Quoique parfaitement amphibie, notre amie Gaby n'était pas pourvue de bottes de sept lieux afin de franchir cette distance considérable qui séparait son trou d'eau de son rêve urbain. Elle se mit en quête d'un moyen de transport adapté à sa condition. Il n'était pas question pour elle de recourir aux locomotions humaines, elle avait bien trop de relations qui avaient péri en traversant une route.

Elle en parla autour d'elle, espérant trouver un animal qui partage son envie d'ailleurs. Elle se tourna tout naturellement vers la grosse cylindrée de l'endroit, un sanglier qui aurait pu avoir l'envie d'aller se bauger dans un parc du centre-ville. Si l'animal ne rechigne pas à dévorer les grands espaces, il n'avait guère l'envie de se retrouver prisonnier derrière des grilles qui sont fermées la nuit.

Le remarque la poussa à prendre le risque de se tourner vers un collègue capable de voler, en sachant qu'il y avait parmi eux, de drôles d'oiseaux capables de ne faire qu'une bouchée de la demoiselle. C'est pourtant un héron qui accepta le marché, lui jurant de ne pas profiter de sa présence pour en faire son en-cas durant le trajet. La grenouille jugeant que si ce volatile avait un long bec, il n'avait pas le nez qui rallonge, elle accepta de voyager en sa compagnie.

Le héron se chargea donc de la course moyennant quelques confidences. C'est ainsi que Gaby lui céda quelques secrets de son espèce afin que les prochaines parties de pêche de son chauffeur soient fructueuses. On mesure ici la rouerie de la bête, capable de trahir les siens pour la seule satisfaction de son caprice. En cela elle était fort humaine !

Le baptême de l'air de Gaby fut un enchantement. Le voyage se déroula presque sans encombre. Il y eut certes une chaude alerte au passage d'un curieux moulin à trois pales d'une hauteur inhabituelle. Le héron fut pris dans des turbulences qui faillirent lui faire perdre la tête ou à défaut le cap. Heureusement, la grenouille avait gardé la tête froide et sut le remettre sur le droit chemin, sans perdre le nord qui était l'azimut recherché.

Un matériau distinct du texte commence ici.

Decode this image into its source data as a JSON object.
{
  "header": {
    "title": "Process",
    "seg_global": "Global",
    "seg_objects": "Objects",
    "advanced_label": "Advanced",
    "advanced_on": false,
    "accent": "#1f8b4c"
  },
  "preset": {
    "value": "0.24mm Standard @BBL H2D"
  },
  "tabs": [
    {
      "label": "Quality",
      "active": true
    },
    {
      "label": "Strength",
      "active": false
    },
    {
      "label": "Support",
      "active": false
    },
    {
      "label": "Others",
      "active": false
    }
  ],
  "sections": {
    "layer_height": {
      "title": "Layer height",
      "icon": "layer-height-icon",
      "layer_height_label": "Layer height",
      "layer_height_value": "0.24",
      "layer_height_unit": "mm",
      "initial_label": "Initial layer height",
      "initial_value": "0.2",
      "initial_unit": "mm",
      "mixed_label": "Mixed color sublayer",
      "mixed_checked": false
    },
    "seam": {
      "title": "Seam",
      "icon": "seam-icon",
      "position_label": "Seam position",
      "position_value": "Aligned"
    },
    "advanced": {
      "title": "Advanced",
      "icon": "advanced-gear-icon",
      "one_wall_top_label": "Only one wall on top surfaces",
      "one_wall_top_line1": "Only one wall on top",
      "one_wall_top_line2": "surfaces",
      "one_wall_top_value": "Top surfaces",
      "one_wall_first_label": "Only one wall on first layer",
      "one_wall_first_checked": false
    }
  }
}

C'est ainsi qu'ils se posèrent sur une curieuse bande très étroite de terre, au milieu d'une étrange étendue d'eau qui avait la particularité de ne pas rester en place. Gaby n'avait jamais rencontré tel phénomène que le héron qualifia de courant. Elle se dit que, certainement, bien d'autres surprises l'attendaient et elle se jeta dans les flots pour gagner la berge, apercevant au loin, une flèche majestueuse qui l'attirait mystérieusement.

C'est en se trouvant dans ce fameux courant qu'elle fut saisie par la puissance de cette force colossale qui la faisait dévier de sa route. Toute excellente nageuse qu'elle puisse être, notre grenouille ne parvenait pas à rester en ligne. Elle dérivait, portée inexorablement dans un sens imposé par cette rivière qui ne remontait pas à la source.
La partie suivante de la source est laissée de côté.